Pero la realidad local acaba de cambiar. Acaban de obtener el Sello Coninverde en categoría Enfocada, un aval estricto que entregan Conindustria y Fondonorma.
(En español sencillo: esto certifica que fabrican aplicando «economía circular», minimizando la basura y maximizando la eficiencia energética bajo estándares globales).
Lo verdaderamente interesante es que Dernier no es una marca nueva de Instagram probando suerte. Llevan 40 años metidos en laboratorios formulando para la piel caribeña.
Lo bueno no es nuevo… pero ahora no daña el planeta
- Fórmulas para nuestra realidad: Su skin-tech está diseñada para aguantar la humedad y el solazo de aquí, no el invierno de París.
- Calidad global, precio local: Cuentan con registro de la FDA y Buenas Prácticas de Manufactura.

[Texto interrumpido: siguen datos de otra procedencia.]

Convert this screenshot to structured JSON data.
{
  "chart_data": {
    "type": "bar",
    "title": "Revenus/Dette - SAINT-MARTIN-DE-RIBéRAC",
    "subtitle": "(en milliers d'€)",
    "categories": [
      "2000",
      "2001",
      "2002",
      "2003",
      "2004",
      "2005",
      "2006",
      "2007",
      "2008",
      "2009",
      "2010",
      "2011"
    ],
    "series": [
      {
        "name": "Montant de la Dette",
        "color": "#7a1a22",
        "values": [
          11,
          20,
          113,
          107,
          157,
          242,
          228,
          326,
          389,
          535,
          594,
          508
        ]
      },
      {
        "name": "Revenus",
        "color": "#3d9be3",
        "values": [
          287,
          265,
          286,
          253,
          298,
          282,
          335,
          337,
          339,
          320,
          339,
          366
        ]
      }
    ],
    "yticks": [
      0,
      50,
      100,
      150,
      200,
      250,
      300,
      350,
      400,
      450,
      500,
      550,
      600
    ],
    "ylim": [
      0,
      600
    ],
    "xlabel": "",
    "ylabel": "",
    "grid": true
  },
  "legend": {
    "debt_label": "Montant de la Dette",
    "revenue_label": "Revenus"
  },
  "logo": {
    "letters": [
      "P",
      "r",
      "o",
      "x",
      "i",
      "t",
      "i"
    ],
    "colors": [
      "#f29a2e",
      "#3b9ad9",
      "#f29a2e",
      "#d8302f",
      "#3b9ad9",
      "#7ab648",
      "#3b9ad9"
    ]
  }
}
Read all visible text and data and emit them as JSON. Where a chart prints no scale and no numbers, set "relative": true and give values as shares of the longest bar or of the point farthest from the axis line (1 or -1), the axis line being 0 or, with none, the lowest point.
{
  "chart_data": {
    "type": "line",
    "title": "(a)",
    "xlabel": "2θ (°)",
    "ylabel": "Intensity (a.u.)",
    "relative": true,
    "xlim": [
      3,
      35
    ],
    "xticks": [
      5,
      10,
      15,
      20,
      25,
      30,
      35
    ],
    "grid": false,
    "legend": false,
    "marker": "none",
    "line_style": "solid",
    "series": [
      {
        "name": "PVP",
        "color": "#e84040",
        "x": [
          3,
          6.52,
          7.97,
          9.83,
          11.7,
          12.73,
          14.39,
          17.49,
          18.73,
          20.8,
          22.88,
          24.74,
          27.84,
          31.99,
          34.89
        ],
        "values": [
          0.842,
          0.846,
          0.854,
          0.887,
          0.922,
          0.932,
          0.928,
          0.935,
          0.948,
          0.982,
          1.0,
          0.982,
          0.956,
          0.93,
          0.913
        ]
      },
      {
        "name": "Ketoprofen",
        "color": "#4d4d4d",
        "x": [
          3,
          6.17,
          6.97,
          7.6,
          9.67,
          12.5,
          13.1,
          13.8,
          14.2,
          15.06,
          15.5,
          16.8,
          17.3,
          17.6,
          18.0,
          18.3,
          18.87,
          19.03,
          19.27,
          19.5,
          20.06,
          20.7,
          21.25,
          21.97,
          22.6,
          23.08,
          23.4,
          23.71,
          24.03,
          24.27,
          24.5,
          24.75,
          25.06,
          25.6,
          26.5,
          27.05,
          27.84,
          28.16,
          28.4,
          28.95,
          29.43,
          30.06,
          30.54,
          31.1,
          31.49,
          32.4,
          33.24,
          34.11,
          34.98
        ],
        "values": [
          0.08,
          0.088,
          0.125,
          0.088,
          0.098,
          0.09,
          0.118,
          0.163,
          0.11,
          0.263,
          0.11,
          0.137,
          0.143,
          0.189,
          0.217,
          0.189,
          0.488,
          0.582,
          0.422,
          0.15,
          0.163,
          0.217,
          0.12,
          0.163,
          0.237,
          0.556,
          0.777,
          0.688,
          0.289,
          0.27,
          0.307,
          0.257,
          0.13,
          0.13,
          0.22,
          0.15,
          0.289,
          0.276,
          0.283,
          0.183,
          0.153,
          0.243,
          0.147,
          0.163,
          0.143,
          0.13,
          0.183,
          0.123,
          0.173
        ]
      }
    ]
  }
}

Es decir, tienes estándar premium sin pagar la aduana.
- Consumo sin culpa: Cada envase viene de una cadena de producción que ya demostró legalmente que está reduciendo su huella ambiental.
Mikel Chivite, el CEO de la empresa, lo resumió bastante bien: en Venezuela hay capacidad de sobra para liderar una transformación sostenible. Y tienen toda la razón.
El buen skincare no tiene que venir importado en una caja ni costarle la vida al ecosistema.
Al final del día, la belleza con propósito dejó de ser una moda pasajera de redes para convertirse en la nueva regla. Si una marca local con cuatro décadas encima puede reestructurar sus procesos y certificarse internacionalmente, el resto de la industria ya no tiene excusas para quedarse atrás.